En 1940, Georges Enesco lui a dédié aussi une photo : « A Mademoiselle Florica Musicesco, avec le respect qu'inspire sa piété envers l'Art et pour la manière dont elle conçoit l'amitié ». De même, Igor Markéwitch avait noté sur un exemplaire de ses Variations pour deux : « A ma chère Florica, pour qui le

17

piano n’a plus de secrets, ces modestes essais ». Et Dinu Lipatti a écrit en roumain, sur le premier exemplaire d’auteur du Concertino en style classique pour piano et orchestre de chambre : « A mon Maître, avec tout mon amour et ma reconnaissance, ce premier né ». J'ai en ma possession et je conserve précieusement ces deux derniers exemplaires ; j'ai aussi enregistré et joué dans beaucoup d'endroits en Europe le Concertino pour piano et orchestre et le Concerto pour Orgue et Piano et aussi le Nocturne sur un thème Moldave (dédié à M. Jora) de Dinu Lipatti.

18

II. L'ÉLÉMENT PSYCHOLOGIQUE

Jouer du piano signifie, pour la plupart des pianistes, voir des notes sur une partition et établir une liaison directe avec les touches à enfoncer sur le clavier.

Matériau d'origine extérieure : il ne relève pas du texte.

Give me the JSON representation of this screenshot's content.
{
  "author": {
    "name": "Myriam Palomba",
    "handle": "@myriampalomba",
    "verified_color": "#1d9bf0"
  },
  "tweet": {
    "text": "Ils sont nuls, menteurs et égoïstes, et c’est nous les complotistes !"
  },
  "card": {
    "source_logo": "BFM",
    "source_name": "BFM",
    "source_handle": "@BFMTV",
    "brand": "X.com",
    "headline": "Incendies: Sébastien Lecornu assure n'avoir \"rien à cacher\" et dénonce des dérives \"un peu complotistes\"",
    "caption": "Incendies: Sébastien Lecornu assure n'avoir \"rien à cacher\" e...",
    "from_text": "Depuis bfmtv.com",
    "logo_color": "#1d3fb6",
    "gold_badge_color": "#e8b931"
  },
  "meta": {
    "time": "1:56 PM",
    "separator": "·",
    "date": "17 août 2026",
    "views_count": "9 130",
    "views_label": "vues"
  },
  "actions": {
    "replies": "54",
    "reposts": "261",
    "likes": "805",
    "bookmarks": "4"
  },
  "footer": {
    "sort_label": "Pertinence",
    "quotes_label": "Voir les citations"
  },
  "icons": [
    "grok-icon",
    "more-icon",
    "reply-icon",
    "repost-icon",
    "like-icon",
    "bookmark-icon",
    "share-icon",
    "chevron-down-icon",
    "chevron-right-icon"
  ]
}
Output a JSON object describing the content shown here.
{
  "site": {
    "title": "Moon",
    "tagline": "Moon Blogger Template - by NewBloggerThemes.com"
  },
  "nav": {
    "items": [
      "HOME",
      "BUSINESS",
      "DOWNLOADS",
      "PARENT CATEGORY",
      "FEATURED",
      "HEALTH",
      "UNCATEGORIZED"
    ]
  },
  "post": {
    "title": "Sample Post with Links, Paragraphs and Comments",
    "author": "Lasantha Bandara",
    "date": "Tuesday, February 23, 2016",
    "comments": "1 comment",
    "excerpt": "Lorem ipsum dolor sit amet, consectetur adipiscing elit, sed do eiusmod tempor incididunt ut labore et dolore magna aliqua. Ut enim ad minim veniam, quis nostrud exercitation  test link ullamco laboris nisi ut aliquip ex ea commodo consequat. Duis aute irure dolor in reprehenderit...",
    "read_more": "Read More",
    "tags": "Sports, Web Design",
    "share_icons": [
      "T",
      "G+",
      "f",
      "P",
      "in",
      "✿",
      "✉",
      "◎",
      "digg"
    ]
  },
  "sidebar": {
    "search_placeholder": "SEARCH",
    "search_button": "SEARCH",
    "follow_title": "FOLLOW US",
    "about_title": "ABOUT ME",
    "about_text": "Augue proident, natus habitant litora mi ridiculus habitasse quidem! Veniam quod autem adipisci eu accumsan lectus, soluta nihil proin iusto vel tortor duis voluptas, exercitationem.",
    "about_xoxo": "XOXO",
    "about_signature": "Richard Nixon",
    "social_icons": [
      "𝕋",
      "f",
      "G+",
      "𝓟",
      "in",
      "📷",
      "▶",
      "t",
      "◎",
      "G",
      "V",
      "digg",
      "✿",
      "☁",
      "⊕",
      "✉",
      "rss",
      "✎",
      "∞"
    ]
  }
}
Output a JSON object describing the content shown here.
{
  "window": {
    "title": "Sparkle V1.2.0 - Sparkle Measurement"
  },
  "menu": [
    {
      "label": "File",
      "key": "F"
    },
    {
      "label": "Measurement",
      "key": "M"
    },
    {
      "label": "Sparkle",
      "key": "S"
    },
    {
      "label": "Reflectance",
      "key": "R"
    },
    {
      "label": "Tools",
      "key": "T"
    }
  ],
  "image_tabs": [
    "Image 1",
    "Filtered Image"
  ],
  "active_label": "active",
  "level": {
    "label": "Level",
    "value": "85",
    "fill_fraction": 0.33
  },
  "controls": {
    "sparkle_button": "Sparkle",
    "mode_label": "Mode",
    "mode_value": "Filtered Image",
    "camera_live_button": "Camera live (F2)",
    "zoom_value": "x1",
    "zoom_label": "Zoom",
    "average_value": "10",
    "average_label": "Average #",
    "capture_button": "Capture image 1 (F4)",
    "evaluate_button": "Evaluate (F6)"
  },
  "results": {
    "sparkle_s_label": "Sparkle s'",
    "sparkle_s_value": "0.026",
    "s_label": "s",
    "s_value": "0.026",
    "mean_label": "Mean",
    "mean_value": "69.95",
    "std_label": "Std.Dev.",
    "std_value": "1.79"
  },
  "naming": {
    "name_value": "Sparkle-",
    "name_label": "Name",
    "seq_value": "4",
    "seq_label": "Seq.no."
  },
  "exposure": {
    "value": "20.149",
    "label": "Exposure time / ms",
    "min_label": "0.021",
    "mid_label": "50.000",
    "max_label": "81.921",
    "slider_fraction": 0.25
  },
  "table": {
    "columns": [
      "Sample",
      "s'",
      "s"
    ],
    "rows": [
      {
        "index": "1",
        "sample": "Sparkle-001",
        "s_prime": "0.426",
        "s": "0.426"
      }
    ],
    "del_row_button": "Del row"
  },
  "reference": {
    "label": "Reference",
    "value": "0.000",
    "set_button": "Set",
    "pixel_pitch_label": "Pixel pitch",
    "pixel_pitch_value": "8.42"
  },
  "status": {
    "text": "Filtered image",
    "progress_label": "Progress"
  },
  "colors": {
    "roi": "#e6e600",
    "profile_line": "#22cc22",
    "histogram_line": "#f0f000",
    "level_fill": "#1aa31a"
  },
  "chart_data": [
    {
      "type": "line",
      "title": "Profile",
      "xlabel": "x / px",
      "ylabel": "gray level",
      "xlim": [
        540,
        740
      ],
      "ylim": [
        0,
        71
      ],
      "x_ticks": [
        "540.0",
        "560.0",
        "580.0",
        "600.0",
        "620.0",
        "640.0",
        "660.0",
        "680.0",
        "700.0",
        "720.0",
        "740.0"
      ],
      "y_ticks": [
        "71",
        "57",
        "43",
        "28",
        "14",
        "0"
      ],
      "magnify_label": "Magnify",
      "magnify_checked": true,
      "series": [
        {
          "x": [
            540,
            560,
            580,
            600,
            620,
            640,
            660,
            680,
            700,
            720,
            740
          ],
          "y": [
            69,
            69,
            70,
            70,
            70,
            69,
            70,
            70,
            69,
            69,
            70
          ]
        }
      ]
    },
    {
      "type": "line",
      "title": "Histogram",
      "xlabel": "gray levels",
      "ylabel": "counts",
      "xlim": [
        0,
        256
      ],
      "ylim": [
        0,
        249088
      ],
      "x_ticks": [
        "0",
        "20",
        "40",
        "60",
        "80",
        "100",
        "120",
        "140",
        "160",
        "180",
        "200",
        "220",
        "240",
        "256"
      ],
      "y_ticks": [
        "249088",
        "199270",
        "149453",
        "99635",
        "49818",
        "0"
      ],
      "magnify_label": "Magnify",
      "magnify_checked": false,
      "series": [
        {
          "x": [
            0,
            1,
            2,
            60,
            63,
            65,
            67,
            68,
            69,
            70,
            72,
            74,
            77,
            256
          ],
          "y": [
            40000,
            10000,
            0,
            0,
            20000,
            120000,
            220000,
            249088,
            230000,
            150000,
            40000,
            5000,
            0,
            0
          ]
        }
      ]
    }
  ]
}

C'est ce que font en général les accompagnateurs qui ont la réputation de déchiffrer vite et de jouer n'importe quel morceau « a prima vista ». D'après notre méthode, le procédé correct et artistique suppose un ordre donné par le cerveau, ordre investi de tous les attributs des sons qui s'ensuivront – durée, nuance, expressivité – à la suite de la perception visuelle des notes lues ou mémorisées, et adressé aux centres moteurs. Pour résumer : les doigts ne doivent pas jouer machinalement sans ordre d'en haut. Les mouvements doivent émaner de l'âme: crescendo et diminuendo doivent correspondre à des nécessités d'expression, être des gonflements et dégonflements dynamiques, ne consistant en aucune manière en contractions et décrispations musculaires. Lorsque je dis à l'un de mes élèves « ne bouge pas seulement les doigts, mais produis des sons », c'est la finalité de l'action que j'envisage ; il s'agit là d'un élément intentionnel intégré au processus mécanique. On ne saurait jamais trop répéter que la technique relève du psychique. Le flux d'énergie doit parcourir le bras de haut en bas sans rencontrer d'obstruction ; joue directement avec l'âme ! C'était l'une des caractéristiques essentielles du jeu de Lipatti. La tension suivie de relâchement – les deux inhérents à toute manifestation d'art en mouvement et à chaque interprétation – ne se réduiront jamais à crispation et détente musculaire.

22

III. SECTIONS ANATOMIQUES

1. LA COMMANDE DU CERVEAU

Le cerveau doit exiger des sons pourvus des qualités nécessaires à la pièce proposée à l'étude ; la pensée doit toujours devancer l'action. Il est très important d'avoir l'intention de produire des sons, pas des mouvements, et encore des sons revêtus d'un ensemble d'attributs, ce qui implique l'émission d'un ordre très précis. Quant au mouvement, il doit être direct ; allez d'un seul geste tout droit à la note que vous voulez jouer. « De la décision ! » (Mademoiselle, le 23 février 1953). Le mouvement n'est qu'un moyen de produire des sons. Considérez la touche comme un être vivant ; ainsi vous n'arriverez jamais à cogner dessus. Ne pas cogner (battre) signifie s'adresser uniquement à la substance élastique, à la chair de la touche, qui est l'intervalle, la course entre la surface et le fond de la touche, et ne pas se ficher comme une hache dans le bois du fond. Le système central doit émettre sans interruption, il ne faut pas laisser faire, mais participer activement à ce que font les doigts ; chaque action doit être volontaire. On ne saurait trop répéter que l'imagination joue là un rôle essentiel ; figurez-vous que vous avez une main énorme, couvrant tout le clavier sans être déplacée !

27

3. b. LE BRAS

Le bras doit être toujours surélevé, prêt à être déplacé dans n'importe quelle direction, prêt à bondir, s'il le faut. La liberté du bras est incontestablement admise surtout lorsqu'il est transporté et reste passif ; toutefois, s'agissant d'un travail musculaire quand les doigts s'articulent, on pourrait objecter que sa liberté est plus ou moins relative. Dès lors, on pourrait parler plutôt de l'élasticité du bras, puisque toute action doit se produire en souplesse. Les bras tranquilles, libres, mous.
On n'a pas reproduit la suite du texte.